Saray kazıları kaldığı yerden
Fatih Sultan Mehmet ve Kanuni Sultan Süleyman gibi padişahlara ev sahipliği yapan Edirne Sarayı'nın kazıları 3 yıllık aradan sonra yeniden başlatılıyor.
Fatih Sultan Mehmet ve Kanuni Sultan
Süleyman gibi Osmanlı'nın yükselme dönemi padişahlarına ev sahipliği yapan
Edirne Sarayı'nın (Saray-ı Cedide-i Amire) kazıları, 3 yıllık aradan sonra
yeniden başlatılıyor. Trakya Üniversitesi Rektörü Prof. Dr. Erhan Tabakoğlu,
yaptığı açıklamada, Tunca Nehri kenarında Fatih Sultan Mehmet'in babası 2.
Murat'ın yaptırdığı Edirne Sarayı'nı Osmanlı devletinin "kalbi"
olarak niteledi.

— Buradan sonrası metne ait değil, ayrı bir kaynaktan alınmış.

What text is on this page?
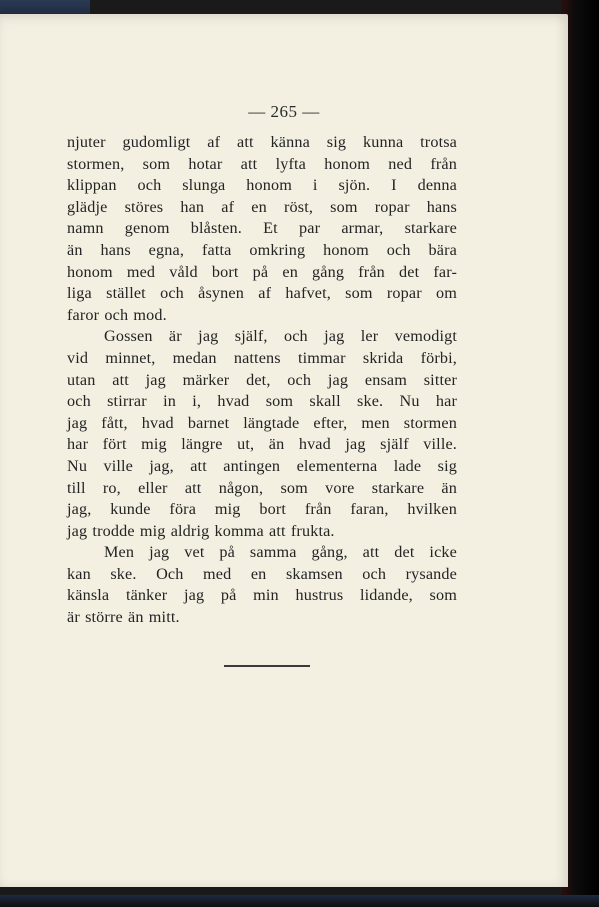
— 265 —
njuter gudomligt af att känna sig kunna trotsa
stormen, som hotar att lyfta honom ned från
klippan och slunga honom i sjön. I denna
glädje störes han af en röst, som ropar hans
namn genom blåsten. Et par armar, starkare
än hans egna, fatta omkring honom och bära
honom med våld bort på en gång från det far-
liga stället och åsynen af hafvet, som ropar om
faror och mod.
Gossen är jag själf, och jag ler vemodigt
vid minnet, medan nattens timmar skrida förbi,
utan att jag märker det, och jag ensam sitter
och stirrar in i, hvad som skall ske. Nu har
jag fått, hvad barnet längtade efter, men stormen
har fört mig längre ut, än hvad jag själf ville.
Nu ville jag, att antingen elementerna lade sig
till ro, eller att någon, som vore starkare än
jag, kunde föra mig bort från faran, hvilken
jag trodde mig aldrig komma att frukta.
Men jag vet på samma gång, att det icke
kan ske. Och med en skamsen och rysande
känsla tänker jag på min hustrus lidande, som
är större än mitt.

Devletin idare edildiği, bürokratların yetiştirildiği, adaletin
tesis edildiği, padişah ve ailesinin yaşam alanı olan bir yer olarak sarayın
çok önemli anlamlar taşıdığını ifade eden Tabakoğlu, şunları söyledi:
"Edirne bir payitaht. Payitahtın simgesi de saraydır. Buradan devlet idare
edilmiş, devlet erkanını yetiştiren bir okul varmış, adalet burada tesis
edilmiş ve padişahın evi varmış. Bütün uluslararası görüşmelerin yapıldığı
önemli bir merkezmiş. 93 Harbi'nden bu yana yanmış, yıkılmış ve yağmalanmış. Bu
bizim içimizi acıtıyor. Üniversitemize düşen görev de Edirne'nin değerlerini
açığa çıkarmaktır. Burayı tekrar gün yüzüne çıkarabilirsek Edirne şu anda bir
ise iki olacaktır. Teşbihte hata olmaz. Burası Selimiye Camisi kadar önemli bir
yapı. Burayı değerleriyle, hikayeleriyle beraber ayağa kaldırmamız çok önemli.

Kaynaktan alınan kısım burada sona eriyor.